Il Picolit è un vitigno autoctono a bacca bianca molto raro quanto noto, viene coltivato sulle colline eoceniche del Cividalese, nelle zone del Collio Goriziano e dei Colli Orientali Udinesi.

La produzione è molto scarsa e incostante a causa di difficoltà di fecondazione tipiche del vitigno il quale è infatti soggetto ad acinellatura dolce, una anomalia nello sviluppo degli acini che, a causa di un parziale aborto floreale, comporta la formazione di acini che, portata a termine la maturazione, risultano molto più piccoli e più dolci del normale. Inoltre è particolarmente soggetto a infezioni da crittogame.
Il grappolo è medio e alato, l’acino è piccolo, trasparente e di colore verde dorato, la buccia è pruinosa, la polpa succosa e dal sapore dolce.

La vendemmia viene effettuata a mano e in modo scalare a seconda del grado di maturazione degli acini. Alla raccolta seguono l’ appassimento e una vinificazione condotta in bianco con pressatura soffice, decantazione statica a freddo e fermentazione a temperatura controllata. L’ affinamento solitamente è condotto in bottiglia per un periodo non inferiore all’anno, qualora la fermentazione alcolica fosse condotta in barriques, l’affinamento prosegue in questo contenitore fino anche a 24 mesi. Può invecchiare in bottiglia anche per 6 anni o più. Il colore è giallo paglierino carico tendente all’ambrato, dal profumo etereo all’olfatto con note che ricordano fiori di campo, mandorla, acacia, pesca e castagna. Il sapore è raffinato con sentori di miele, frutta appassita e vaniglia. Solitamente è molto dolce e molto alcolico (fino a 16 % vol.) ma in rari casi lo si può trovare vinificato secco.

Il suo abbinamento ai cibi non è sempre facile e infatti viene considerato vino da meditazione ma lo si può provare con ostriche, fois gras, formaggi erborinati o piccanti oppure con pasticceria secca o il presneitz friulano, dolce tipico locale. Si serve non freddissimo ma comunque fresco, a una temperatura di 10-12°C.

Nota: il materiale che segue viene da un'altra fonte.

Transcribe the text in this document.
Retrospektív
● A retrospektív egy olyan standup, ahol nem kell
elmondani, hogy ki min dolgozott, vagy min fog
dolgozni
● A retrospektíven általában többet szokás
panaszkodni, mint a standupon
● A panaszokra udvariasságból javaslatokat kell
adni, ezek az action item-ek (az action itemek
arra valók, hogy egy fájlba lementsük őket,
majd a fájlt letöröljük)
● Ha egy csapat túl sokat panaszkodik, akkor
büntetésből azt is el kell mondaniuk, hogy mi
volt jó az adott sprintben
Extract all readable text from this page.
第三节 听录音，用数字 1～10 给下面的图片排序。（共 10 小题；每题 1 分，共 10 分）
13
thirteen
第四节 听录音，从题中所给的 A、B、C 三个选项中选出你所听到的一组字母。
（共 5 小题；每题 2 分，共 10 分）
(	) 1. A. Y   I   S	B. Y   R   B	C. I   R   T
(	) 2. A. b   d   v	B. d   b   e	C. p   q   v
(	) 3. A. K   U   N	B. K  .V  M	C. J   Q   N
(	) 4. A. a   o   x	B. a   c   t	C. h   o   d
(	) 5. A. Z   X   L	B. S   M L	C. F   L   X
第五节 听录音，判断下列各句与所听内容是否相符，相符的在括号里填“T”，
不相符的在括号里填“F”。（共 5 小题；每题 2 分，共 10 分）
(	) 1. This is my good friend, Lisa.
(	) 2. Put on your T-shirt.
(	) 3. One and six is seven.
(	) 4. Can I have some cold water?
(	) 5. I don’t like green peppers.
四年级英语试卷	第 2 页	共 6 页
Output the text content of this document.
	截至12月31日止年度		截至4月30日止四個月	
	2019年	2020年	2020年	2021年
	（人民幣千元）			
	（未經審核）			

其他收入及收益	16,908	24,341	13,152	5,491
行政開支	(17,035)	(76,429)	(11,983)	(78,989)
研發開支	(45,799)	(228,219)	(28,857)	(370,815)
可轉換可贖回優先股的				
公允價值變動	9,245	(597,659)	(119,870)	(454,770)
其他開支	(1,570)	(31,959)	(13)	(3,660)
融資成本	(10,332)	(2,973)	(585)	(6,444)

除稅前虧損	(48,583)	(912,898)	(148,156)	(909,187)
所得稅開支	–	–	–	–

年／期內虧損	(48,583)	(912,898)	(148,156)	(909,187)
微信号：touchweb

Il vitigno è antichissimo e probabilmente già coltivato in epoca imperiale romana. Conosciuto e apprezzato sulle tavole nobiliari di tutta l’Europa fin dalla metà del XVIII secolo, ebbe l’onore di deliziare palati di papi, principi e re. Venne esaltato da Carlo Goldoni e citato dall’ampelografo Gallesio nella sua opera “Pomona italiana”. Ma il produttore che fece la fortuna di tale vino, fu il conte Asquini di Fagagna. Uomo colto e raffinato, per ironia della sorte astemio, ebbe il merito di iniziare nel 1762 il commercio del Picolit altrimenti noto ad una ristretta cerchia di amatori locali. Faceva fodere e soffiare appositamente le bottiglie a Murano, in vetro verde chiaro e dalla capacità di circa un quarto di litro per esportarle in Inghilterra, Francia, Olanda, Austria, Russia.

Nell’ Ottocento le malattie crittogamiche e la fillossera si abbatterono inevitabilmente anche sul Friuli, cominciarono a scadere la qualità e la fama di tutti i vini friulani e quindi anche del Picolit. La sua sopravvivenza è segno che non solo la qualità delle uve conta per un vitigno.

La sua antica fama sta oggi rivivendo un momento particolarmente fortunato grazie al successo internazionale riscontrato negli ultimi anni. L’elevato prezzo è giustificato dalla produzione estremamente limitata (circa 500 ettolitri all’anno) ma non sempre dalla sua qualità. Può fregiarsi delle denominazioni di origine “Colli orientali del Friuli – Picolit”, “Colli orientali del Friuli – Cialla – Picolit”, “Colli orientali del Friuli – Rosazzo – Picolit”, in ogni caso i vitigni ammessi sono Picolit per un minimo dell’85% e un massimo del 15% di vitigni a bacca bianca raccomandati o autorizzati per la provincia di Udine, escluso il “Colli orientali del Friuli – Cialla – Picolit” per il quale il vitigno Picolit è vinificato in purezza.